With the growing openness to talk about mental health and illness, it’s time to take mental health to work! With most adults spending 60% of their waking hours at work, the work environment becomes a key driver in people’s physical and mental health. According to the Centre for Addiction and Mental Health (CAMH), one in five Canadians will experience mental illness in their lifetime and the other four will know someone – a friend, family member or co-worker – who has. It touches us all.

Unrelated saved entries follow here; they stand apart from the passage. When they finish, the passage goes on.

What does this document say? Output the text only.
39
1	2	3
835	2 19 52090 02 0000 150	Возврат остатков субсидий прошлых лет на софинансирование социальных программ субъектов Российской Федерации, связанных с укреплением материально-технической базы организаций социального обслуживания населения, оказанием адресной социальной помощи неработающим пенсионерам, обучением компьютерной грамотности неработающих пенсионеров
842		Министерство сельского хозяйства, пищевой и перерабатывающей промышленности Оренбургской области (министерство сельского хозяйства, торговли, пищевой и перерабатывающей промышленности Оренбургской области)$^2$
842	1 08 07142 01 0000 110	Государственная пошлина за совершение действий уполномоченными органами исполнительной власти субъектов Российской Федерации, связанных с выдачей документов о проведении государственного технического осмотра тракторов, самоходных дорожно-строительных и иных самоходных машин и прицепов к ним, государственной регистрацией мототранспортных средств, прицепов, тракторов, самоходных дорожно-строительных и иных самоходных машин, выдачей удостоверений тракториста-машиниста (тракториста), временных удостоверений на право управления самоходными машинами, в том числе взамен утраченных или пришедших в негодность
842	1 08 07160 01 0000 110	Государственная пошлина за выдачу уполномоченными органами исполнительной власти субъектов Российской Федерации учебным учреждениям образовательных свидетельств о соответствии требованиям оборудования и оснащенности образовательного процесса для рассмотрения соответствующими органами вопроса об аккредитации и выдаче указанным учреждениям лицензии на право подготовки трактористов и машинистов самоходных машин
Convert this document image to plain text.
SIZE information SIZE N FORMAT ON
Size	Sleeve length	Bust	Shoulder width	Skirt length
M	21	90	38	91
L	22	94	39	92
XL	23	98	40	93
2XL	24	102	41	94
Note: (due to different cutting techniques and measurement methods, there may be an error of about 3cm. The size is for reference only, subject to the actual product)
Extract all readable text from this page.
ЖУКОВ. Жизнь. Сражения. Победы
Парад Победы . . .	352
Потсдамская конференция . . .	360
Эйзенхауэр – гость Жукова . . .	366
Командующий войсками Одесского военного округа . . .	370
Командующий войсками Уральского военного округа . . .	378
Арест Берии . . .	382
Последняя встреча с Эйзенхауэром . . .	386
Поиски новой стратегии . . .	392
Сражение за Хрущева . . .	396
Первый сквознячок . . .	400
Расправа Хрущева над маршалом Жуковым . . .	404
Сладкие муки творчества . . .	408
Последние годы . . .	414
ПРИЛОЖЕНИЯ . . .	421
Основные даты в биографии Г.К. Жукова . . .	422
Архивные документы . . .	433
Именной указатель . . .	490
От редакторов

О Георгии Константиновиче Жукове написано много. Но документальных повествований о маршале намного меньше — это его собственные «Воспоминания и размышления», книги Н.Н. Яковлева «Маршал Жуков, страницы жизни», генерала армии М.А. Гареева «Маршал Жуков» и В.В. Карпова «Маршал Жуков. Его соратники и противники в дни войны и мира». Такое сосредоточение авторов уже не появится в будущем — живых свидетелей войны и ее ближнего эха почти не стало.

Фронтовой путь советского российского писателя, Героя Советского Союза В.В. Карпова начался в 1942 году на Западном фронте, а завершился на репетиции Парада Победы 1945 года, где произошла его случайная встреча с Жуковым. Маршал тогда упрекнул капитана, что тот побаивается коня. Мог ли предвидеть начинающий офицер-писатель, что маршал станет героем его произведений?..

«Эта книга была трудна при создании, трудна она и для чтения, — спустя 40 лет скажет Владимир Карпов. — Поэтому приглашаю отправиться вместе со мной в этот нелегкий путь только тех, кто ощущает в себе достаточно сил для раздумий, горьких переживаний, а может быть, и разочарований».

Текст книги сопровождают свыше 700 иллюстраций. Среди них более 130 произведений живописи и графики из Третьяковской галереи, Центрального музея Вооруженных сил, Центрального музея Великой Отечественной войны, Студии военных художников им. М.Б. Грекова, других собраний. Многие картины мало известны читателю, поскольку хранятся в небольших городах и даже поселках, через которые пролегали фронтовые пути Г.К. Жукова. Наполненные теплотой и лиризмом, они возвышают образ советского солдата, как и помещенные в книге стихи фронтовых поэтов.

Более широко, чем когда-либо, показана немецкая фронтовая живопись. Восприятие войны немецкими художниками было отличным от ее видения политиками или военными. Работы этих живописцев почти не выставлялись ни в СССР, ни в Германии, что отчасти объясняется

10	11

Some employees come to their workplace with a pre-existing mental illness. For others, their mental illness, usually depression and anxiety, is a result of their work environment. According to one study, almost three-quarters of all people with a mental illness are working.
 
The effect of mental illness is not just felt by the individual but by their co-workers and their workplace. CAMH reported that “mental health is the number one cause of workplace disability in Canada, accounting for nearly 30% of disability claims and 70% of the total disability costs.”
 
To raise the profile and provide support to workplaces, a new voluntary Psychological Health and Safety in the Workplace standard has been created, to be launched in 2013. The standard outlines 13 psychosocial risk factors that can either improve or worsen a worker’s mental well-being: organizational culture, psychological and social support, clear leadership and expectations, civility and respect, psychological demands, growth and development, recognition and reward, involvement and influence, workload management, engagement, balance, psychological protection and protection of physical safety.
 
To properly support employees with mental health problems, we need to challenge our own assumptions and stereotypes. In addition, workplaces need to create an environment that makes it safe for employees to talk about aspects of their lives that are having an impact on their mental health. According to the Canadian Mental Health Association (CMHA), “employees who were diagnosed with depression and who took the appropriate medication saved their employer an average of 11 days a year in prevented absenteeism.”
 
What can we do if we believe a co-worker is struggling to cope with depression, anxiety or any other mental illness? Here are some tips.
 
1. Encourage the co-worker to enlist the support of someone they trust who can help to advocate on their behalf (e.g., union steward, a sympathetic work friend, family member, or friend).
 
2. Make the co-worker aware that there is a psychological health and safety standard as well as other resources that may help guide the support she or he can ask for in their workplace.
 
3. Suggest to the co-worker that they make use of other services/resources available in the community and through work (e.g. employee and family assistance programs or benefits).
 
If you or someone you know needs help, visit www.pcchu.ca for a list of services in our community. Employers who want to ensure that your workplace is psychologically healthy and safe, visit www.healthatworkpeterborough.ca for resources that can help you get started.
 
The World Health Organization predicts that depression will be the single biggest medical burden on health by 2020. A recent report by Pubic Health Ontario and the Institute for Clinical Evaluative Sciences, “Opening Eyes, Opening Minds” found that the burden of mental illness and addictions in Ontario is more than one and a half times that of all cancers, and more than seven times that of all infectious diseases. Early detection and timely treatment are critical. Whether at home, at work, or at play, let’s all take note and take care of one another.
 
Dr. Rosana Pellizzari is medical officer of health for Peterborough city and county.